On the geopolitical front, the need to replace the previous development model with one where strategic autonomy of the EU takes center stage is evident. Thus Europe needs to add to the issue of economic competitiveness guaranteed by investment in the two major transitions above, also the issue of security of energy supplies and a defense capability capable of projection in allied countries that are geographically close, in a coordinated but functionally autonomous manner from the USA.
To guide this new model, it is necessary to start from the three major founders of the EU, France, Germany and Italy, as a nucleus of federated countries that share fundamental interests. The institutional instrument in this phase could be constituted by closure of the triangle of bilateral agreements between the three founders: France and Germany are historically linked by the Élysée Treaty, Italy and France are now linked by the Quirinal Treaty, but there is still no agreement covering a broad spectrum of issues between Italy and Germany that is consistent with the provisions of the other two accords.

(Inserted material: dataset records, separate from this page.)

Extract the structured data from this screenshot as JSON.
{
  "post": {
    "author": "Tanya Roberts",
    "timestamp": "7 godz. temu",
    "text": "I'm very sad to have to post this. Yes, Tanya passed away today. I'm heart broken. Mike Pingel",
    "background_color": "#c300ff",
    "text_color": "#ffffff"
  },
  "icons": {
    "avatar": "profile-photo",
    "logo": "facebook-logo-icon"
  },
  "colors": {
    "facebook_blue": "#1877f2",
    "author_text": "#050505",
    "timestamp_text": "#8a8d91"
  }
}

Building on this political agreement, the Commission could make proposals for a new institutional governance consistent with the reform agenda proposed by the Conference on the Future of Europe. Some of these proposals do not imply a change to the Treaties; others instead do, but could be pursued through the tool of enhanced cooperation, particularly in areas related to common foreign policy and defense policy.
Greater strategic autonomy also implies an ability to project European interests over an area necessarily wider than that of the 27 member countries, which includes all the Balkans and the countries of the Caucasian ridge from Ukraine to Turkey, as well as the southern Mediterranean, with respect to which the problem of immigration must be managed in a common way. Hence the idea of ​​a large Confederation of countries geographically linked to Europe which could participate in an economically integrated area.
Without these further steps, both internal and external, there is the concrete risk that in the new geopolitical context marred by the conflict, the European model will not find a new raison d'être. The EU of 27 states appears both too small, because it is geographically limited, and too big, because it is politically heterogeneous, compared to its ability to satisfy the new demand for public goods in terms of energy, military and economic security that comes from European citizens (EU and non-EU).
And when an institution is no longer able to respond efficiently to citizens, sooner or later it is consigned to history books.